The Dragon capsule splashed down with 1,673 pounds of International Space Station stuff, including the first scientific cargo to come home since the space shuttle program ended in July 2011. Sending home scientific experiments isn’t trivial: the ISS is a national laboratory, remember.
Private companies have been critical to NASA since the very beginning, so I don’t feel that singling out SpaceX for its being a private company doing “commercial space” is all that meaningful. The space shuttle was created by contractors. What’s amazing to me, though is that SpaceX built the rocket and the capsule and got it all to work more or less flawlessly with a staff of 1,800 people (Boeing, though they build airplanes, too, employs about 160,000).
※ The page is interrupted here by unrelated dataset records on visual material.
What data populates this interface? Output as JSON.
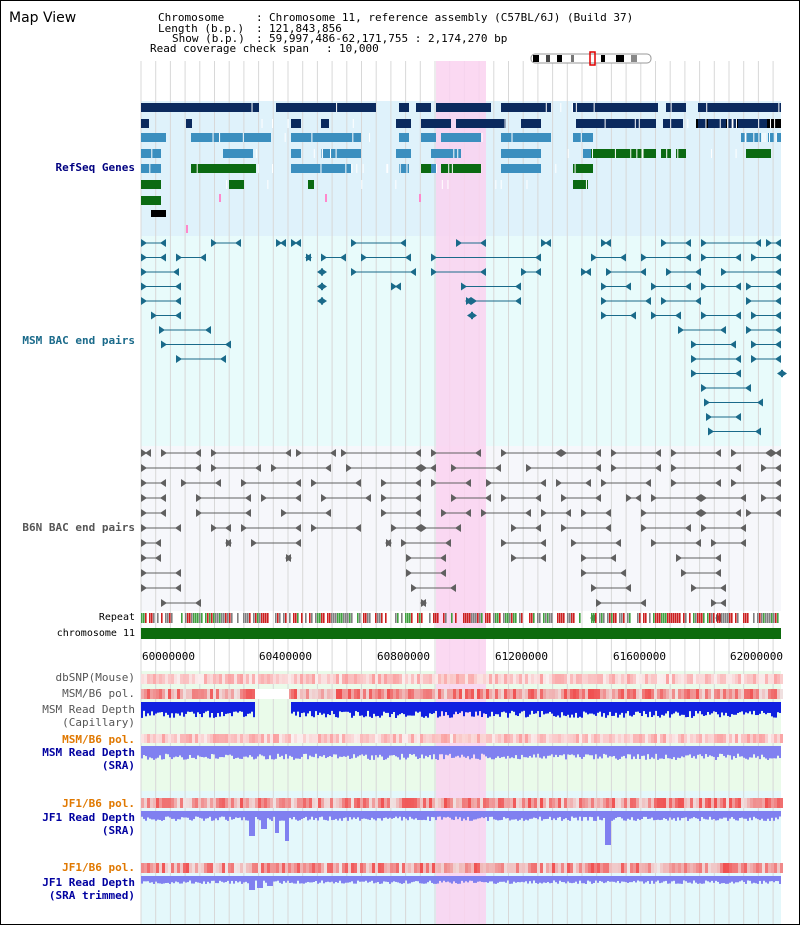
{
  "page": {
    "title": "Map View"
  },
  "header": {
    "chromosome_label": "Chromosome",
    "chromosome_value": "Chromosome 11, reference assembly (C57BL/6J) (Build 37)",
    "length_label": "Length (b.p.)",
    "length_value": "121,843,856",
    "show_label": "Show (b.p.)",
    "show_value": "59,997,486-62,171,755 : 2,174,270 bp",
    "coverage_label": "Read coverage check span",
    "coverage_value": "10,000"
  },
  "tracks": {
    "refseq_genes": "RefSeq Genes",
    "msm_bac": "MSM BAC end pairs",
    "b6n_bac": "B6N BAC end pairs",
    "repeat": "Repeat",
    "chromosome": "chromosome 11",
    "dbsnp": "dbSNP(Mouse)",
    "msm_b6_pol_1": "MSM/B6 pol.",
    "msm_depth_cap_1": "MSM Read Depth",
    "msm_depth_cap_2": "(Capillary)",
    "msm_b6_pol_2": "MSM/B6 pol.",
    "msm_depth_sra_1": "MSM Read Depth",
    "msm_depth_sra_2": "(SRA)",
    "jf1_b6_pol_1": "JF1/B6 pol.",
    "jf1_depth_sra_1": "JF1 Read Depth",
    "jf1_depth_sra_2": "(SRA)",
    "jf1_b6_pol_2": "JF1/B6 pol.",
    "jf1_depth_trim_1": "JF1 Read Depth",
    "jf1_depth_trim_2": "(SRA trimmed)"
  },
  "axis": {
    "ticks": [
      "60000000",
      "60400000",
      "60800000",
      "61200000",
      "61600000",
      "62000000"
    ]
  },
  "colors": {
    "refseq_bg": "#dff2fb",
    "msm_bac_bg": "#e8fbfb",
    "b6n_bac_bg": "#f6f7fb",
    "highlight": "#fad2f0",
    "refseq_dark": "#0b2a5e",
    "refseq_mid": "#3b8fbf",
    "refseq_green": "#0b6a12",
    "msm_line": "#1a6a8a",
    "b6n_line": "#606060",
    "chromosome": "#0d6b0d",
    "refseq_label": "#000080",
    "msm_label": "#1a6a8a",
    "b6n_label": "#555555",
    "pol_label": "#e07800",
    "depth_label": "#0000a0",
    "depth_capillary": "#1020e0",
    "depth_sra": "#8080f0",
    "depth_bg": "#eafbea",
    "jf1_bg": "#e4f8fb"
  }
}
And while SpaceX does some contracting, a lot of it was done in-house.
Musk talks about his preference for tight teams in his recent Q&A with WIRED editor Chris Anderson. He also talks about his long-term goal of creating a rapidly reusable launch vehicle (that’s aerospeak for rocket) to drive down costs to the point that a Mars mission would be possible and space in general far more accessible. With Musk, the long-term isn’t usually very long. The first I’d heard him on the topic (though probably not the first time he talked about it) was at a University of Colorado event he spoke at with New Horizons Pluto-mission leader Alan Stern in May 2011. I wouldn’t bet against Musk getting it done.